Designed to permit students majoring in another field to pursue a program of study in biology, this minor includes the fundamentals of biology as well as electives allowing students to focus on an area of interest or career relevance.
|Minor Requirements (20 credits)
|Cells and Molecules
|Evolution and Ecology
|Two 200+ level BIO or INBIO electives 1
Upon completion of the Biology minor students will:
- Demonstrate understanding of biological diversity, the diversity of subspecies, species, and higher level taxa or clades, the phylogenetic relationships of those taxa, and the features that distinguish specific lineages or taxa. This concept does not include genetic or phenotypic diversity of individuals within a species..
- Demonstrate understanding of evolution, the change in the hereditary characteristics of groups of organisms over the course of generations. It encompasses several subdisciplines: behavioral evolution, evolutionary developmental biology, evolutionary ecology, evolutionary genetics, evolutionary systematics, paleontology, and molecular evolution.
- Demonstrate understanding of sub-organismal biology, the structure, function, and evolution of the components of individual organisms, from the molecular level to tissue and /or organ-system level. This includes, but is not limited to, biochemistry and metabolism, proteomics, genetics, molecular and cell biology, neurobiology, and physiology..
- Demonstrate understanding of organismal biology, individual organisms and their structures and processes, such as reproduction, development, life cycle events, ecophysiology, behavior, feeding, locomotion, dispersal, and mortality. Whether applied to single-celled microorganisms or to complex multicellular organisms, 'organismal' denotes specific modes of survival and reproduction and refers to the target or object of natural selection.
- Demonstrate understanding of supra-organismal biology, the populations, communities, ecosystems and other higher levels of biological organization such as landscape, biome or biosphere. It includes focus on patterns of diversity, community succession, species interactions, behavioral ecology, population dynamics, trophic structure, nutrient cycling, and energy flow.
- Be able to develop testable hypotheses, design experiments to test hypotheses, and conduct experiments including data collection, analysis, interpretation and presentation.
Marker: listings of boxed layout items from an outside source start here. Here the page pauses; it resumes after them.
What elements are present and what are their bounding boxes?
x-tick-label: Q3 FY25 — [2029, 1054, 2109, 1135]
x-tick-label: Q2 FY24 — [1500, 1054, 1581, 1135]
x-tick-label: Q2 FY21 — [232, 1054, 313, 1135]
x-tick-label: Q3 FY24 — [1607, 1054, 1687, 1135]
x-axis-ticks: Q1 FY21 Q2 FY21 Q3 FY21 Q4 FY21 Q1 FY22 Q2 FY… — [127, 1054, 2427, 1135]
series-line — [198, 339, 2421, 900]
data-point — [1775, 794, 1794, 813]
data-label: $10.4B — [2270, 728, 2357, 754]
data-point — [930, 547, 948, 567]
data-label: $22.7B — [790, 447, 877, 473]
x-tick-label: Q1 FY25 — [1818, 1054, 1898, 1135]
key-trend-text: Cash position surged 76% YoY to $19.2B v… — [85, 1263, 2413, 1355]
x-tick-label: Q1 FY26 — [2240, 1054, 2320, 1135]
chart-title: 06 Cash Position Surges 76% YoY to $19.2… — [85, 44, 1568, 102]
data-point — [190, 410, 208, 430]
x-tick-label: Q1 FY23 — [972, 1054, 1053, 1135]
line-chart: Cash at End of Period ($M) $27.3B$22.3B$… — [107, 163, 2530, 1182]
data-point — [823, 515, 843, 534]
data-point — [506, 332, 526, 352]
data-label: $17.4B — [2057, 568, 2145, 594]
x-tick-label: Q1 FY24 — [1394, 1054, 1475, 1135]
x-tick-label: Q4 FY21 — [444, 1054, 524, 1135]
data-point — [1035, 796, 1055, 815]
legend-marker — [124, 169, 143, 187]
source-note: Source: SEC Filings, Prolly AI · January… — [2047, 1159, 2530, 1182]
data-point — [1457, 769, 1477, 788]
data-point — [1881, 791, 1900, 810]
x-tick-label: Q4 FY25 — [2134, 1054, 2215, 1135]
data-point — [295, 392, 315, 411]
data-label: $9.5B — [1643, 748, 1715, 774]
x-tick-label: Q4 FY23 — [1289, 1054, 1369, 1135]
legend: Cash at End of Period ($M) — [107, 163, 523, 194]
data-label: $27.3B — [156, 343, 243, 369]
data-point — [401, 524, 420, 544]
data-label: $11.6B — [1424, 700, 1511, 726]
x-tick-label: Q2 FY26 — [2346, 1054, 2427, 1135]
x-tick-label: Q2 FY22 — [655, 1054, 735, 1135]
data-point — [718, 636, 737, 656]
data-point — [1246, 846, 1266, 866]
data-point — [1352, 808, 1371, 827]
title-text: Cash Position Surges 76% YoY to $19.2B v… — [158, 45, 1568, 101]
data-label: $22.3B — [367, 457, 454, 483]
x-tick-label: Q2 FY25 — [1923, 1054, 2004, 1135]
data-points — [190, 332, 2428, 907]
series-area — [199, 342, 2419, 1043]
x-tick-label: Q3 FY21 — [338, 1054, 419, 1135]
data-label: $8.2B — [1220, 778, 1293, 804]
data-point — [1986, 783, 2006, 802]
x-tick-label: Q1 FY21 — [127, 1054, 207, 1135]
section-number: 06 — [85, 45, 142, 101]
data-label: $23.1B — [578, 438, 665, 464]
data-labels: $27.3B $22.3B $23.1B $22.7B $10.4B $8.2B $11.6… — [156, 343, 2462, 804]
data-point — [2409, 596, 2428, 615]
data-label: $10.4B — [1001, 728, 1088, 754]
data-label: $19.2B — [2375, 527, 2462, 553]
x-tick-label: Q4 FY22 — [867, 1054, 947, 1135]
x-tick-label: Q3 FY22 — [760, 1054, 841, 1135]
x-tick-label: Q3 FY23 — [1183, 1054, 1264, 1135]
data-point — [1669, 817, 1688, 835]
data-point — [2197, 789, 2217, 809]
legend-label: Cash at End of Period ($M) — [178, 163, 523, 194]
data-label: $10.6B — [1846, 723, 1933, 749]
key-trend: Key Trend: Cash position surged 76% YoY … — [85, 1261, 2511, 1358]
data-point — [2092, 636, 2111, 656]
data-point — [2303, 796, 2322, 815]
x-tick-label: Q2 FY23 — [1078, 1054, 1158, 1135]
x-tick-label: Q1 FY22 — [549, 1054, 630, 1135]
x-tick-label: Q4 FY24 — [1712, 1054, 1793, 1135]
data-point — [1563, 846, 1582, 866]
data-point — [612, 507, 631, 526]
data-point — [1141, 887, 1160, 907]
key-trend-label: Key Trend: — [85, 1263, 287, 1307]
They will also be able to effectively search computer databases for relevant literature (primary and secondary) on scientific topics.
- Demonstrate critical thinking and communication skills, both oral and written, for the purposes of conveying biological information to professional scientists and the lay public.
- Develop intellectual independence, scientific literacy, and an appreciation for the connections between biological science and society.